Example: the PRD.json doesn’t just say “write tests”, it specifies the intent and sometimes even the rough scope (e.g., “Write tests for trigger selection” with a stated test count).
That kind of explicitness helps prevent “checkbox testing”.
Why this matters
The hardest shift for me is psychological:
For years, “the code” was the truth.
Now the SDLC has a new abstraction layer.
So we need a different trust strategy — one that still produces secure, performant, maintainable software, but doesn’t require reading everything the model generates.

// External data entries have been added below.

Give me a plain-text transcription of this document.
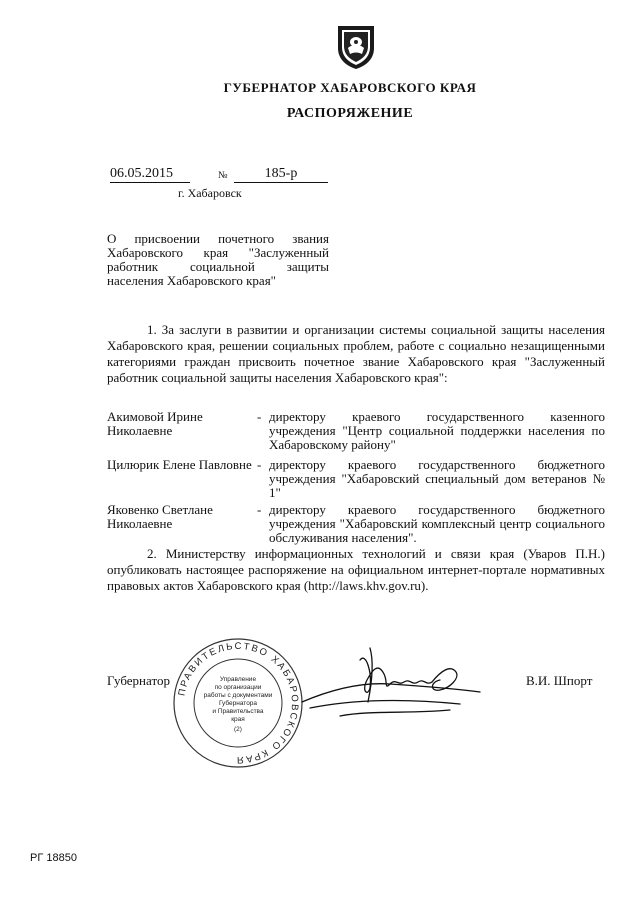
ГУБЕРНАТОР ХАБАРОВСКОГО КРАЯ
РАСПОРЯЖЕНИЕ
06.05.2015	№	185-р
г. Хабаровск
О присвоении почетного звания Хабаровского края "Заслуженный работник социальной защиты населения Хабаровского края"
1. За заслуги в развитии и организации системы социальной защиты населения Хабаровского края, решении социальных проблем, работе с социально незащищенными категориями граждан присвоить почетное звание Хабаровского края "Заслуженный работник социальной защиты населения Хабаровского края":
Акимовой Ирине Николаевне
- директору краевого государственного казенного учреждения "Центр социальной поддержки населения по Хабаровскому району"
Цилюрик Елене Павловне - директору краевого государственного бюджетного учреждения "Хабаровский специальный дом ветеранов № 1"
Яковенко Светлане Николаевне
- директору краевого государственного бюджетного учреждения "Хабаровский комплексный центр социального обслуживания населения".
2. Министерству информационных технологий и связи края (Уваров П.Н.) опубликовать настоящее распоряжение на официальном интернет-портале нормативных правовых актов Хабаровского края (http://laws.khv.gov.ru).
Губернатор	В.И. Шпорт
ПРАВИТЕЛЬСТВО ХАБАРОВСКОГО КРАЯ
Управление
по организации
работы с документами
Губернатора
и Правительства
края
(2)
РГ 18850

For me, the best current answer is:
Trust outcome (for this unit)
If:
the story subtasks are demonstrably complete,
tests exist and pass,
CI gates enforce the basics,
and I can run the app and confirm the flow…
…then I don’t need to read every line of code to ship this increment.
I might still spot-check code when the change is security-sensitive or architectural, but the default becomes:
trust the system, not the vibes.
If you’re building with agents too, I’m curious: what’s your trust mechanism?
Do you still read most of the code, or are you also moving toward guardrails + tests + CI gates?










Great breakdown, thank you. Did you notice any "poor quality" code written by the agent?
Like, the code works but looks like my dog wrote it and it's convoluted and inefficient... Or something of that sort...
The shift from "read the code" to "trust the system" is huge. I've been wrestling with this too, and the PRD.json pattern plus infra-first approach makes alot of sense. The psychological part is real though, sometimes I still catch myself wanting to review everything even when the CI gates passed. The explicit subtask specification to prevent checkbox testing is clever, dunno why more people don't do that.